I never imagined myself becoming so obsessed with her. I never thought I would rush to see her, long to see her in the way that I did. Yet there I was, following her every movement with intent and intensity as if she suddenly disappear from sight if I were to take my eyes off of her. I watched her out of fear and also out of disbelief. I couldn't believe I had the privilege of gazing at such radiant beauty. In hindsight, it was foolish of me not to consider that her beauty shone for everyone - I wasn't special in receiving her warmth nor in recognizing it.

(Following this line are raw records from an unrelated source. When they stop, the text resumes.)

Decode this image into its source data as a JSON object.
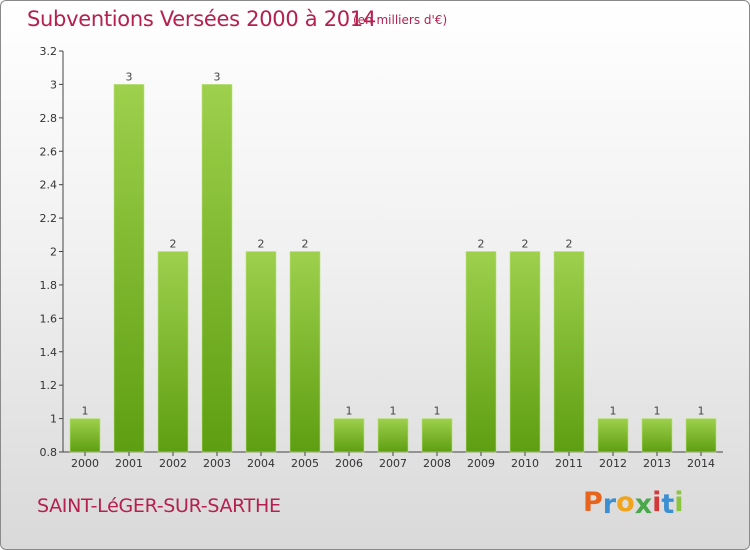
{
  "title": "Subventions Versées 2000 à 2014",
  "unit_note": "(en milliers d'€)",
  "commune": "SAINT-LéGER-SUR-SARTHE",
  "logo": {
    "letters": [
      "P",
      "r",
      "o",
      "x",
      "i",
      "t",
      "i"
    ],
    "colors": [
      "#e8631c",
      "#3c8fd1",
      "#f0a41c",
      "#4aa84a",
      "#d23a3a",
      "#3c8fd1",
      "#8bc53f"
    ]
  },
  "colors": {
    "bar_light": "#9ed04d",
    "bar_dark": "#5e9e12",
    "accent": "#b5204f"
  },
  "chart_data": {
    "type": "bar",
    "categories": [
      "2000",
      "2001",
      "2002",
      "2003",
      "2004",
      "2005",
      "2006",
      "2007",
      "2008",
      "2009",
      "2010",
      "2011",
      "2012",
      "2013",
      "2014"
    ],
    "values": [
      1,
      3,
      2,
      3,
      2,
      2,
      1,
      1,
      1,
      2,
      2,
      2,
      1,
      1,
      1
    ],
    "value_labels": [
      "1",
      "3",
      "2",
      "3",
      "2",
      "2",
      "1",
      "1",
      "1",
      "2",
      "2",
      "2",
      "1",
      "1",
      "1"
    ],
    "yticks": [
      0.8,
      1,
      1.2,
      1.4,
      1.6,
      1.8,
      2,
      2.2,
      2.4,
      2.6,
      2.8,
      3,
      3.2
    ],
    "ytick_labels": [
      "0.8",
      "1",
      "1.2",
      "1.4",
      "1.6",
      "1.8",
      "2",
      "2.2",
      "2.4",
      "2.6",
      "2.8",
      "3",
      "3.2"
    ],
    "ylim": [
      0.8,
      3.2
    ],
    "grid": false
  }
}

I felt as though she was humoring me. Seeing that I was hooked on her, she let me follow in her wake - slightly amused at my awestruck face, she perhaps shone a little more brightly because she somewhat enjoyed the reverence. I was wary of my inability to hide my feelings towards her. I tried my best to be respectful and to admire from afar. However, the greater the distance I created, the more tempting her light became.
She had started changing then, drifting away even, but I hadn't quite noticed nor found any reason to worry. I was enthralled by and with her. Watching her was like watching a dancer. Her reach was so graceful and self-assured. My obsession with her had inhibited my awareness. By the time I started to see the darkness creep in across her face, it was too late to mentally prepare myself. It became so suddenly inevitable that I would lose her, but being so smitten and lustful my subconscious could only summon denial.